Since EF ≥ 50% was common to all studies, the values of EDV and ESV in HFPEF may be relevant when considering therapy. Perhaps, HFPEF patients diagnosed with EF ≥ 50% accompanied by specific changes in EDV and ESV suggestive of eccentric hypertrophy can benefit from medications proven effective in heart failure and reduced ejection fraction.

An implicit assumption was laid in this study where both HFPEF and HC subjects shared similar values of EDVi and ESVi before becoming patients or before aging, respectively. Moreover, EDVi and ESVi values were sampled only once for the subjects of both groups and we don’t know the course of change of these values. It is also acknowledged that the data gathered in this work, though systematically performed according to meta-analysis rules, represent second hand patient data and research approaches in the primary studies may vary.

Only 14 studies were included in the analysis limiting our ability to use robust statistical testing to show that the distribution of the studies in figure 3 was non-random.
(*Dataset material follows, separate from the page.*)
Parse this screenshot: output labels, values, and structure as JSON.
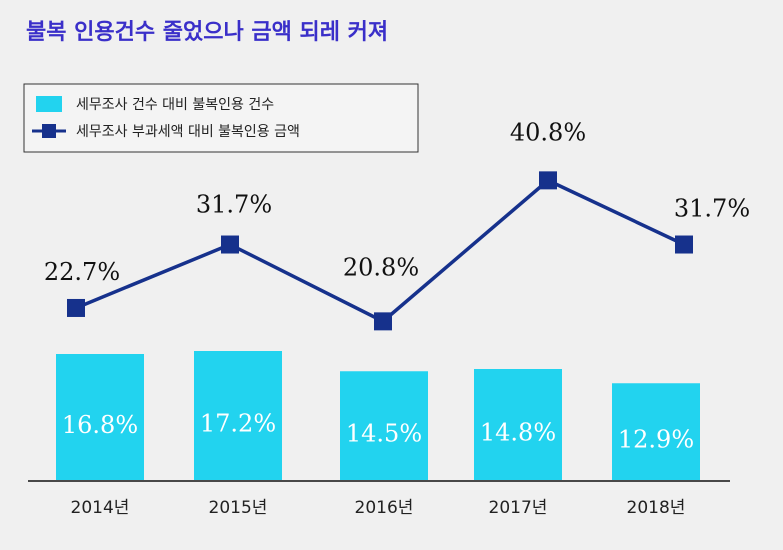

In this study we found 8 more studies that complied with the inclusion criteria of our previous study [1]. We could not find an explanation for this except for the different investigators performing the search. Due to this gap, we analyzed all 36 studies together (28 studies from reference [1], and the 8 new studies from the present study) and demonstrated that EF^HFPEF remained greater than EF^HC, with the summary measure SMD=0.47 (95% CI: 0.18, 0.77; p<0.001; forest plot not shown; in ref. 1 SMD was 0.71 (95% CI: 0., 1.1, p<0.001)). Although SMD for all 36 studied was smaller than in [1] statistical significance was obtained.

Comparing the values of EDVi, ESVi and EF in HFPEF with those in HC using meta-analysis did not provide an explanation for the finding that EFHFPEF is on average greater than EFHC. However, the graphic descriptive tool suggested that different LV remodeling processes operate when EFHFPEF is greater or smaller than EFHC. More studies are required to validate these observations.